Peace Time: On a visit to Jordan, Texas and Arab teens continue dialogue
The Dallas Morning News

BY NANCY CHURNIN | The last time we visited the Texas and Arab teens who met and bonded through Seeds of Peace (“One teen at a time“), they told us how they listened to one another’s music, belly-danced, played sports and swapped tales about school. Best of all, they shared their wonder as they found that their friendship proved stronger than their different points of view at the International Camp held in Otisfield, Maine, at the end of August.

The bonding continues as these same teens traveled together March 12-19 to Amman, Jordan, where 33 American and 25 Arab Seeds, as they call themselves, were warmly welcomed by King Abdullah II, Queen Noor (the widow of King Hussein) and Prince El Hassan bin Talal (the brother of King Hussein).

The teens rode camels, watched the sunrise from a desert mountain, visited ancient cities and sipped sage tea prepared by gracious Bedouins. But the best part, they agree, was the strengthening of the ties that began last summer and their growing determination to spread the message of peace. Here’s what some of them had to say about their trip.

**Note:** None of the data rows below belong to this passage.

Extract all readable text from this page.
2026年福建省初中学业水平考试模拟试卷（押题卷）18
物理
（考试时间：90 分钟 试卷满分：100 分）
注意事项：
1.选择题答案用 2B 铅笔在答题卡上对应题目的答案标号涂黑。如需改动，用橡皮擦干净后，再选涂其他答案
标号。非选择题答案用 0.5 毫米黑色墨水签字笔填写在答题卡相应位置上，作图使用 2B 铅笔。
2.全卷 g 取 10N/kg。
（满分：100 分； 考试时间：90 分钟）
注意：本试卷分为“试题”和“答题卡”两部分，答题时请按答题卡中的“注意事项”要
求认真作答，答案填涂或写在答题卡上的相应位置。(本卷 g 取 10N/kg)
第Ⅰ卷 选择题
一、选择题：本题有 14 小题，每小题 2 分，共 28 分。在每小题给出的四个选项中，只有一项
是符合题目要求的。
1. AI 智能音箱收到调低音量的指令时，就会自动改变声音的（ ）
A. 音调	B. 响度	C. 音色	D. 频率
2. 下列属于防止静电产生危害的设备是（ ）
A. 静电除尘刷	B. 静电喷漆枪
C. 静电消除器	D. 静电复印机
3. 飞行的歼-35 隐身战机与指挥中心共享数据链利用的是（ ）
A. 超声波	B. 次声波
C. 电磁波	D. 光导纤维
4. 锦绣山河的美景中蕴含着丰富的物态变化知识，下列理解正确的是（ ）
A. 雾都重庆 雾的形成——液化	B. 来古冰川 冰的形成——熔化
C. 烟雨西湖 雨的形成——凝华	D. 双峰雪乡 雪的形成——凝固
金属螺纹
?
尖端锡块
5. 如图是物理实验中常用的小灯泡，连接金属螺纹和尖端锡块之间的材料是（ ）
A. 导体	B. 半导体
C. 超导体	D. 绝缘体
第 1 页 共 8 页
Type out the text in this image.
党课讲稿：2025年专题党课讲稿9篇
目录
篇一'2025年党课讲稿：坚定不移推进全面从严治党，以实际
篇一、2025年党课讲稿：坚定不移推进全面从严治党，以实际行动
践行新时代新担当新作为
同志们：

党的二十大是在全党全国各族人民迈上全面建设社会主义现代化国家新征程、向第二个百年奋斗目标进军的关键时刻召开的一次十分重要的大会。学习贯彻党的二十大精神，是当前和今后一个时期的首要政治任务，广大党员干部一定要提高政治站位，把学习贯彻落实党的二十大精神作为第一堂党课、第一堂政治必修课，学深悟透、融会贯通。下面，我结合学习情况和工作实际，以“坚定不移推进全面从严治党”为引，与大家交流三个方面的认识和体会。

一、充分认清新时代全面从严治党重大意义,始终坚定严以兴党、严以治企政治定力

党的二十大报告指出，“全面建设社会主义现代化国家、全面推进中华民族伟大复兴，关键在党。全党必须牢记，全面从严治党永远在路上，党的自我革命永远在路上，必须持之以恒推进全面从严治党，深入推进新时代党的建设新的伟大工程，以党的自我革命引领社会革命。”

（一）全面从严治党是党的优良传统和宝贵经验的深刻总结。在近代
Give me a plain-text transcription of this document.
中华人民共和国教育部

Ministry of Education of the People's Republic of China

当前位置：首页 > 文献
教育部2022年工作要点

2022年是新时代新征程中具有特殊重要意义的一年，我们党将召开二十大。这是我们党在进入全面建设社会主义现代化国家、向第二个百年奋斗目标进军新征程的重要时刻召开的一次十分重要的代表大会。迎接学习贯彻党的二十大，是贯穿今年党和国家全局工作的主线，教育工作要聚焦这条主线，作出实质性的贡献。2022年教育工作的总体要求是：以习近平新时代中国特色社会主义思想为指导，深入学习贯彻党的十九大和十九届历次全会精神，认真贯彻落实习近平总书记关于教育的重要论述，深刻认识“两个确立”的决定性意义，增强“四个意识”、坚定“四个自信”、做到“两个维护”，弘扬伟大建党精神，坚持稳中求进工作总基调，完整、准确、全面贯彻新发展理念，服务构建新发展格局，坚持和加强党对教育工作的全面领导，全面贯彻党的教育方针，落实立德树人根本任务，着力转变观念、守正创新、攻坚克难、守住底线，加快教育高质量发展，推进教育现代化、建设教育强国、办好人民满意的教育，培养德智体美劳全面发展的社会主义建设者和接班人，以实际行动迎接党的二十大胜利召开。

Samantha Richey, 16, DeSoto

What was the highlight?
Meeting King Abdullah II and Queen Noor. I was surprised they took so much time to talk to us. They truly believe in what Seeds of Peace is doing. Queen Noor did not act like royalty but just like an everyday person.

What surprised you most?
In some places, Jordan is really no different than the U.S. Of course, some places were very different, such as Jerash and Petra. I was overwhelmed with the thought of how old these places are.

Who did you meet that changed your mind?
Leena, an older Palestinian Seed, and Ran, an older Israeli Seed. I never really knew much about the Israeli-Palestinian conflict. Hearing both sides and being able to ask them questions helped me to form opinions.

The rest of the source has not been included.